Thursday, June 01, 2006

the Mzab

I am just discovery bits and pieces of Algeria through my contacts with people at work. Of course what I find out is first limited to the knowledge held by people I befriend and then filtered by who they are and what they are willing to discuss with me.

One of those people is Y., a very nice guy from Ghardaia, and I am discovering a little about the mozabites through him.
Of course of particular interest to me is women's status. The Mozabite women are known for being entirely covered in white, unlike the black dress for women of most of the rest of the Middle East, and for only showing one eye, the left eye always.
Y's wife also covers herself and I asked him about it.
Keep in mind that he is saying this to a white woman working on an oil drilling rig.
He explained to me how from their point of view women are the keepers of the traditions. He tells me that women were not allowed to leave the Mzab (the area where they live) for quite a few years so that their culture, ethnicity and traditions would not be lost. He talked and talked about women not being allowed to do all kind of things, loosing what I considered some basic freedoms and described it as the wisdom, the gift of the chosen people, the Mozabites. He cries for the situation of some other men in Algeria who marry women who are not modest. He is horrified at the idea that some men in the rest of Algeria marry women who do not know anything about the story of their family, do not know where their grand parents came from, do not know where the roots of their family are.
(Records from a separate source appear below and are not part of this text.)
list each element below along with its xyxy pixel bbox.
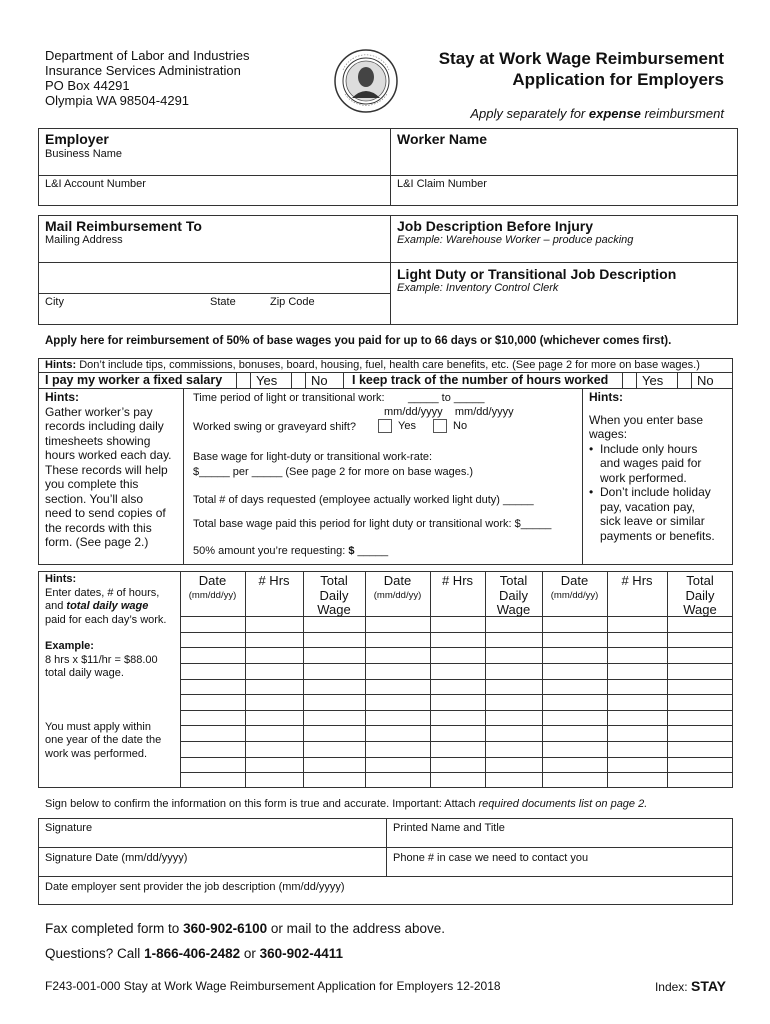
fax-number: 360-902-6100 [183,921,268,936]
address-line: PO Box 44291 [45,78,130,93]
swing-yes-checkbox[interactable] [378,419,416,433]
address-line: Department of Labor and Industries [45,48,250,63]
right-hints [589,390,715,543]
grid-row-line [180,647,733,648]
grid-row-line [180,616,733,617]
hint-line: Include only hours [600,441,698,456]
hint-line: 8 hrs x $11/hr = $88.00 [45,653,158,666]
total-header: Daily [319,587,349,603]
state-field[interactable]: State [210,296,236,308]
hours-column-header [245,574,303,589]
grid-row-line [180,694,733,695]
total-header: Wage [317,602,351,617]
swing-no-label: No [453,419,468,432]
sign-intro-italic: required documents list on page 2. [478,798,648,810]
hint-line: work performed. [600,470,687,485]
hint-line: the records with this [45,520,152,535]
date-column-header [180,574,245,603]
checkbox-icon [378,419,392,433]
employer-worker-box [38,128,738,206]
hours-yes-option[interactable]: Yes [642,373,664,388]
hint-line: one year of the date the [45,734,162,746]
total-column-header [667,574,733,618]
hint-line: pay, vacation pay, [600,499,695,514]
hint-line: wages: [589,427,628,441]
date-header: Date [560,573,589,588]
date-column-header [365,574,430,603]
form-title [439,48,724,90]
worker-name-field[interactable]: Worker Name [397,131,488,147]
fax-line [45,921,445,936]
grid-row-line [180,757,733,758]
apply-note [470,106,724,121]
state-seal-icon [333,48,399,114]
grid-row-line [180,725,733,726]
job-example: Example: Warehouse Worker – produce packing [397,234,634,246]
total-header: Daily [685,587,715,603]
hint-bold: total daily wage [66,600,149,612]
hint-line [45,600,177,614]
total-wage-field[interactable]: Total base wage paid this period for light duty or transitional work: $_____ [193,518,552,530]
hint-line: work was performed. [45,747,148,760]
hrs-header: # Hrs [621,573,653,588]
hint-line: records including daily [45,419,164,433]
hints-bar-label: Hints: [45,359,77,371]
salary-no-option[interactable]: No [311,373,328,388]
form-id: F243-001-000 Stay at Work Wage Reimbursement Application for Employers 12-2018 [45,979,501,993]
hint-line: You must apply within [45,720,151,733]
date-header: Date [383,573,412,588]
employer-heading: Employer [45,131,109,147]
hint-line: you complete this [45,477,139,491]
total-header: Daily [499,587,528,603]
example-title: Example: [45,640,94,652]
hint-text: and [45,600,67,612]
fax-text: Fax completed form to [45,921,184,936]
light-duty-heading: Light Duty or Transitional Job Description [397,266,677,282]
fax-text: or mail to the address above. [267,921,445,936]
grid-row-line [180,632,733,633]
swing-yes-label: Yes [398,419,416,432]
city-field[interactable]: City [45,296,64,308]
total-header: Total [499,573,528,588]
hint-line: paid for each day’s work. [45,613,167,626]
claim-number-field[interactable]: L&I Claim Number [397,178,487,190]
hint-line: Enter dates, # of hours, [45,586,160,599]
grid-row-line [180,663,733,664]
index-value: STAY [690,978,726,994]
date-format: (mm/dd/yy) [188,589,237,601]
date-sent-field[interactable]: Date employer sent provider the job description (mm/dd/yyyy) [45,881,345,893]
hint-line: total daily wage. [45,667,124,679]
index-label [655,978,726,994]
mailing-address-field[interactable]: Mailing Address [45,234,123,246]
hint-line: sick leave or similar [600,514,705,528]
apply-note-text: Apply separately for [470,106,589,121]
total-header: Total [320,573,348,588]
apply-here-text: Apply here for reimbursement of 50% of base wages you paid for up to 66 days or $10,000 (whichever comes first). [45,335,672,347]
zip-field[interactable]: Zip Code [270,296,315,308]
hrs-header: # Hrs [441,573,474,588]
agency-address [45,48,250,108]
address-line: Insurance Services Administration [45,63,241,78]
hours-no-option[interactable]: No [697,373,714,388]
base-wage-per-field[interactable]: $_____ per _____ (See page 2 for more on base wages.) [193,466,474,478]
grid-row-line [180,679,733,680]
table-hints [45,573,177,761]
date-format: (mm/dd/yy) [550,589,599,601]
hrs-header: # Hrs [258,573,290,588]
date-column-header [542,574,607,603]
date-formats: mm/dd/yyyy mm/dd/yyyy [384,406,514,418]
salary-label: I pay my worker a fixed salary [45,373,223,387]
hint-line: When you enter base [589,412,704,427]
hint-line: payments or benefits. [600,528,715,543]
total-header: Wage [683,602,717,617]
hint-line: hours worked each day. [45,448,172,462]
swing-no-checkbox[interactable] [433,419,467,433]
index-text: Index: [654,980,691,994]
hint-line: These records will help [45,462,168,477]
hint-line: timesheets showing [45,433,151,448]
total-header: Wage [496,602,531,617]
hint-line: section. You’ll also [45,491,144,506]
hint-line: Gather worker’s pay [45,404,153,419]
hints-title: Hints: [45,573,77,585]
title-line: Stay at Work Wage Reimbursement [438,49,724,68]
hours-label: I keep track of the number of hours worked [352,373,609,387]
date-header: Date [198,573,227,588]
phone-number: 1-866-406-2482 [144,946,241,961]
fifty-blank: _____ [354,545,389,557]
questions-line [45,946,343,961]
date-format: (mm/dd/yy) [373,589,422,601]
fifty-label: 50% amount you’re requesting: [193,545,349,557]
left-hints [45,390,172,550]
hints-bar [45,359,700,371]
bullet-icon: • [589,485,594,499]
phone-number: 360-902-4411 [259,946,343,961]
total-column-header [485,574,542,618]
signature-field[interactable]: Signature [45,822,93,834]
hours-column-header [607,574,667,589]
time-period-label: Time period of light or transitional work: [193,392,385,404]
account-number-field[interactable]: L&I Account Number [45,178,146,190]
questions-text: or [240,946,260,961]
grid-row-line [180,710,733,711]
hint-line: need to send copies of [45,506,166,520]
title-line: Application for Employers [512,70,724,89]
checkbox-icon [433,419,447,433]
sign-intro [45,798,647,810]
swing-label: Worked swing or graveyard shift? [193,421,357,433]
total-header: Total [686,573,714,588]
grid-row-line [180,772,733,773]
base-wage-label: Base wage for light-duty or transitional work-rate: [193,451,433,463]
hints-title: Hints: [45,390,79,404]
light-duty-example: Example: Inventory Control Clerk [397,282,559,294]
total-column-header [303,574,365,618]
signature-date-field[interactable]: Signature Date (mm/dd/yyyy) [45,852,188,864]
time-period-blanks[interactable]: _____ to _____ [408,392,485,404]
questions-text: Questions? Call [45,946,145,961]
mail-heading: Mail Reimbursement To [45,218,202,234]
job-heading: Job Description Before Injury [397,218,594,234]
hints-title: Hints: [589,390,623,404]
hint-line: Don’t include holiday [600,485,711,499]
hints-bar-text: Don’t include tips, commissions, bonuses, board, housing, fuel, health care benefits, etc. (See page 2 for more on base wages.) [76,359,700,371]
address-line: Olympia WA 98504-4291 [45,93,190,108]
printed-name-field[interactable]: Printed Name and Title [393,822,505,834]
grid-row-line [180,741,733,742]
hint-line: form. (See page 2.) [45,535,149,549]
total-days-field[interactable]: Total # of days requested (employee actually worked light duty) _____ [193,494,534,506]
salary-yes-option[interactable]: Yes [256,373,278,388]
dollar-sign: $ [348,545,355,557]
hint-line: and wages paid for [600,456,702,470]
sign-intro-text: Sign below to confirm the information on this form is true and accurate. Important: Attach [45,798,479,810]
bullet-icon: • [589,441,594,456]
business-name-field[interactable]: Business Name [45,148,123,160]
hours-column-header [430,574,485,589]
fifty-percent-field[interactable] [193,545,388,557]
apply-note-text: reimbursment [640,106,724,121]
apply-note-bold: expense [588,106,641,121]
phone-field[interactable]: Phone # in case we need to contact you [393,852,589,864]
As he was talking I was thinking that after all many men died in wars to keep their cultures safe and maybe the sacrifice the Mozabite women make is similar. Of course the big difference is that typically men choose to go to war -or do they?-, whereas the mozabite women were forbidden to leave the area.....I've never talked to one of them, and likely will never be allowed to do it, so I cannot say what the women think about it.

This man has a young daughter and we were talking about his relationship with her and his past and present relationships with women in general. For me there is a strange contrast between his personal life and his cultural belief, but he sees no contradictions in it.
This is a man who decided to become friend with me.

He says that the basis of their identity is the triangle with the "shops" at the base, the home above it and the mosque at the top. If I understand well this geometry also reflects their architecture, or at least this is the way he views it.